First off Anji I loved the cartoon so much I have nicked it and put it in the post to share! Thank you. And whilst still on Solitaire I don't think I have really tried the spider version.

As for the architecture it is a fascinating subject. It is easy in retrospective to consider the vandalism of times gone by but I wonder if there is a parallel with some of our 1950s to modern day works that get pulled down. Maybe Tudor and Norman was seen in the same light.... but I don't really see how as they were much older even then and they just are beautiful. As one long as one doesn't mind tiny ceilings and bowed walls and wonky floors and ..... ;-)

Anji said...

Gosh that was quick! I can't remember which blog I saw it on, so I hope you don't get any angry visitors.

Don't forget that the Georgians saw themselves as 'modern'. I suppose there must have been the equivalent of today’s protesters lying down in front of the men with the hammers to stop them from working.
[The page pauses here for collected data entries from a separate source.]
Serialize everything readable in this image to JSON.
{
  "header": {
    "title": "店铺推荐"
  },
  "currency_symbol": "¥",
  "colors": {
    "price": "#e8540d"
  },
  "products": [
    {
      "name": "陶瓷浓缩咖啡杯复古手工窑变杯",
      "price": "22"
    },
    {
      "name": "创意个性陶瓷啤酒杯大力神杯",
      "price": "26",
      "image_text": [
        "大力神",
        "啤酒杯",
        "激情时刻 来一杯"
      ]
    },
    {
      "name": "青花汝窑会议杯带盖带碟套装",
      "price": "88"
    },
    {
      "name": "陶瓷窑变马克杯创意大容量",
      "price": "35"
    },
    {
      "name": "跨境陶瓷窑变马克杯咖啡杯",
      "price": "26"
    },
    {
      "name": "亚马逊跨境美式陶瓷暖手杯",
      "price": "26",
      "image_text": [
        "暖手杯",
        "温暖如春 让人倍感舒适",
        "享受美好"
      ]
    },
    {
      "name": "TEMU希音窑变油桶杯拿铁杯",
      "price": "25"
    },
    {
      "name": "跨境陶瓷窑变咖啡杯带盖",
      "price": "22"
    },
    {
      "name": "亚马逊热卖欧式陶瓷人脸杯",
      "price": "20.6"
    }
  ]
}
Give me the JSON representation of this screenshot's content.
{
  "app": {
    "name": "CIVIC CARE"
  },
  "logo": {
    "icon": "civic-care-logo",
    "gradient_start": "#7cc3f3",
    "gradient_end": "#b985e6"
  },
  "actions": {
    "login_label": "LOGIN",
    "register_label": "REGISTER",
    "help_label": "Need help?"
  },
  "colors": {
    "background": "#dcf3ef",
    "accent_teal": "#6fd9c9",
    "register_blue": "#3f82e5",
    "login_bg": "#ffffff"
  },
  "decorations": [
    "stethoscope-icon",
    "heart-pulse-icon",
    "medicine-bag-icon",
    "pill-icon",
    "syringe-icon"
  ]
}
When I was very small we livid in an old house (built in 1629), my mum says it was awful, draughty, leaky and very dusty. She was constantly dragging me out of the outside loo which I had a fascination for (I was only two). It was later sold on and done up. Not the same living experience at all. My mum didn’t have a problem with the doorways and low ceilings because she’s only 5’2”.

Josephine said...

That's a very funny cartoon!! :-)

rashbre said...

I see they are advertising proper board games for this Christmas too. Monopoly and Cluedo adverts. Is there a renaissance of analog?